From 9 July 2010 to 12 May 2011, Tireless undertook a ten-month deployment, spending 253 days at sea, the longest conducted by a Royal Navy submarine in ten years. During the deployment the boat passed through the Suez Canal for the first time, provided protection for the French aircraft carrier Charles de Gaulle launching aircraft over Afghanistan, and called into the ports of Fujairah in the United Arab Emirates, Goa in India and Souda Bay in Crete. Tireless was also involved in a multi-nation anti-submarine exercise in the Gulf of Oman which saw the Australian frigate HMAS Melbourne and the French frigate FS Dupleix attempt to locate the submarine.

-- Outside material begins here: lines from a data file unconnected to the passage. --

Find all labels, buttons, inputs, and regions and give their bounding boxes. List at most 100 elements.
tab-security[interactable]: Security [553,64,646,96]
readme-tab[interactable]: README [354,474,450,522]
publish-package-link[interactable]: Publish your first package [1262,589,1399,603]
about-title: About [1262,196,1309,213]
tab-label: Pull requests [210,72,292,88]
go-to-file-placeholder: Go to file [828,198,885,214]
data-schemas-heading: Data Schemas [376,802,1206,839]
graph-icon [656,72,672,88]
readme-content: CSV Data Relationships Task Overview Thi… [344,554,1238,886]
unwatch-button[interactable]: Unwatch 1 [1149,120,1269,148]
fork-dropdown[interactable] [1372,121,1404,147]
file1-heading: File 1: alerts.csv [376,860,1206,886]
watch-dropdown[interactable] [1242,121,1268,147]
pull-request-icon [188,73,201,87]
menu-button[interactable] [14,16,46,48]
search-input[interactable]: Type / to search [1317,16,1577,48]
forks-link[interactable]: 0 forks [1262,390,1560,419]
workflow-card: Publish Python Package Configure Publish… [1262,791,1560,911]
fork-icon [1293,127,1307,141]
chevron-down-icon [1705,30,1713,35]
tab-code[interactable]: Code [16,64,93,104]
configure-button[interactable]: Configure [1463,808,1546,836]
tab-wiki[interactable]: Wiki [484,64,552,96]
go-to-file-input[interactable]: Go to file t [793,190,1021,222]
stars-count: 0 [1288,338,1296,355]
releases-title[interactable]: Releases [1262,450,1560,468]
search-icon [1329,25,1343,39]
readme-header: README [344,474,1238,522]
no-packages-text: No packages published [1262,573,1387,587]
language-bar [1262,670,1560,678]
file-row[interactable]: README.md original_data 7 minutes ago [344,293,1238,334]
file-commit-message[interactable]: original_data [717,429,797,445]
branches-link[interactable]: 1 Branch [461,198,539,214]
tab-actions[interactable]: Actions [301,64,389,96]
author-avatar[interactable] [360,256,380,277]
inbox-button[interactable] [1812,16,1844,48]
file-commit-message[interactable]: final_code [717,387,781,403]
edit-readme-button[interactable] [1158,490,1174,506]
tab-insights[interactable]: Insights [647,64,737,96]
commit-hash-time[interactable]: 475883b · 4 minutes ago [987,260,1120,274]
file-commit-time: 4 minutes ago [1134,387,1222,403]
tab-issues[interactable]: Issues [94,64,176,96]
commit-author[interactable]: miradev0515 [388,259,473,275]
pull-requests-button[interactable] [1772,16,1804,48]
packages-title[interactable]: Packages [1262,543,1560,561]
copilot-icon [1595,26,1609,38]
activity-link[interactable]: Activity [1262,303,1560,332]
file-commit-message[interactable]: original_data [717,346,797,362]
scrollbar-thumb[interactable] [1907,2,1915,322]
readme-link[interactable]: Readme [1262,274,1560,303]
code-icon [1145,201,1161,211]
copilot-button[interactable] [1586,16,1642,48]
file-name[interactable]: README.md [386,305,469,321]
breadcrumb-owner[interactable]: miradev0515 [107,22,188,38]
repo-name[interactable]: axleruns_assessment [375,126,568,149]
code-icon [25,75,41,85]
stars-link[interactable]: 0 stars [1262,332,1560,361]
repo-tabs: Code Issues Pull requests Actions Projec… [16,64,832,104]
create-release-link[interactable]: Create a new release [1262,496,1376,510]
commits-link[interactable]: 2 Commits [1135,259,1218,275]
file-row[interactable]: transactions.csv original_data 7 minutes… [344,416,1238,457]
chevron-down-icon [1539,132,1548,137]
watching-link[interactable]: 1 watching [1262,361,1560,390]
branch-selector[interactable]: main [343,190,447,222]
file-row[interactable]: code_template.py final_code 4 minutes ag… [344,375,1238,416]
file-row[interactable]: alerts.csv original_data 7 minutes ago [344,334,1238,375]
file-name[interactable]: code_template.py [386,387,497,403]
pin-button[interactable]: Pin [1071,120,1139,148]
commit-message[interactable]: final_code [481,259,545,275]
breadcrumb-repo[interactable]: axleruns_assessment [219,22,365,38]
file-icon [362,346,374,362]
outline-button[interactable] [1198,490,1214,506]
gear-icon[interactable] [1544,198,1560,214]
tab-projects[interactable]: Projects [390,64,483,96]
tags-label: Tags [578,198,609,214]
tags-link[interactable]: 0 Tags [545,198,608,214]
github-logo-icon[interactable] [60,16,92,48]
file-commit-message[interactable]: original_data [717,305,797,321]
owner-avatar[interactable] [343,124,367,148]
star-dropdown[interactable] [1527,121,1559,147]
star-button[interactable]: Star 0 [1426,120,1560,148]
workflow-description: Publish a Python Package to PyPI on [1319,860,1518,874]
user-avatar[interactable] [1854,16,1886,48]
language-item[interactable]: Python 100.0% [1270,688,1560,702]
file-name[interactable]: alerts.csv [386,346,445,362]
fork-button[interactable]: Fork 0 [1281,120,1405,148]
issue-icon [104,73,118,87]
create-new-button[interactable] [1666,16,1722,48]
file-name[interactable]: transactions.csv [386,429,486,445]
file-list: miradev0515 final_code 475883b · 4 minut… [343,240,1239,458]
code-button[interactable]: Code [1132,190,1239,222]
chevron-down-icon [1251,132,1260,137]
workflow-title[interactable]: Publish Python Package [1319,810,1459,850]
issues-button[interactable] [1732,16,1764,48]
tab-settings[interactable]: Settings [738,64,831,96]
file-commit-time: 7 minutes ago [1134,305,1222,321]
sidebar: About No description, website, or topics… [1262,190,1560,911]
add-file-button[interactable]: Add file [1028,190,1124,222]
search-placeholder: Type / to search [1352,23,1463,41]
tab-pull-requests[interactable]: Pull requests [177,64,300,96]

===2012 South Atlantic deployment===
In February 2012, it was reported that either Tireless or HMS Turbulent was being deployed to the Falkland Islands amid increasing tension between Argentina and the United Kingdom over sovereignty of the islands.

However HMS Tireless surfaced in Southampton in March, conducting towed array sonar calibration and testing in the Bay of Biscay before returning to Devonport.

===2013 Coolant leak===
In early 2013 Tireless experienced a "small coolant leak that was contained within the sealed reactor compartment", requiring a return to HMNB Devonport for repair.

===2013 Mediterranean deployment===
Tireless was spotted off the Rock of Gibraltar amidst the tensions between Spain and the UK over the disputed territory of Gibraltar. It was suggested that this SSN could be a key vessel used to strike Syria if military action occurred.

===2014 Indian Ocean search - Malaysian Airlines flight MH370===
On 1 April 2014, Tireless arrived in the southern Indian Ocean to join the search for a missing Malaysian airliner, where its sophisticated underwater listening equipment was used in an unsuccessful attempt to detect the underwater locator beacon of the aircraft's flight recorders.

=== Final return to Plymouth ===

On 1 June 2014 Tireless returned to Plymouth for the last time before decommissioning, and was formally decommissioned on 19 June.

Tireless final operations saw visits to Gibraltar, Crete, India, Jordan, the UAE and Australia.

Tireless was moved in 2020 to a basin within Devonport dockyard often referred to as "the graveyard".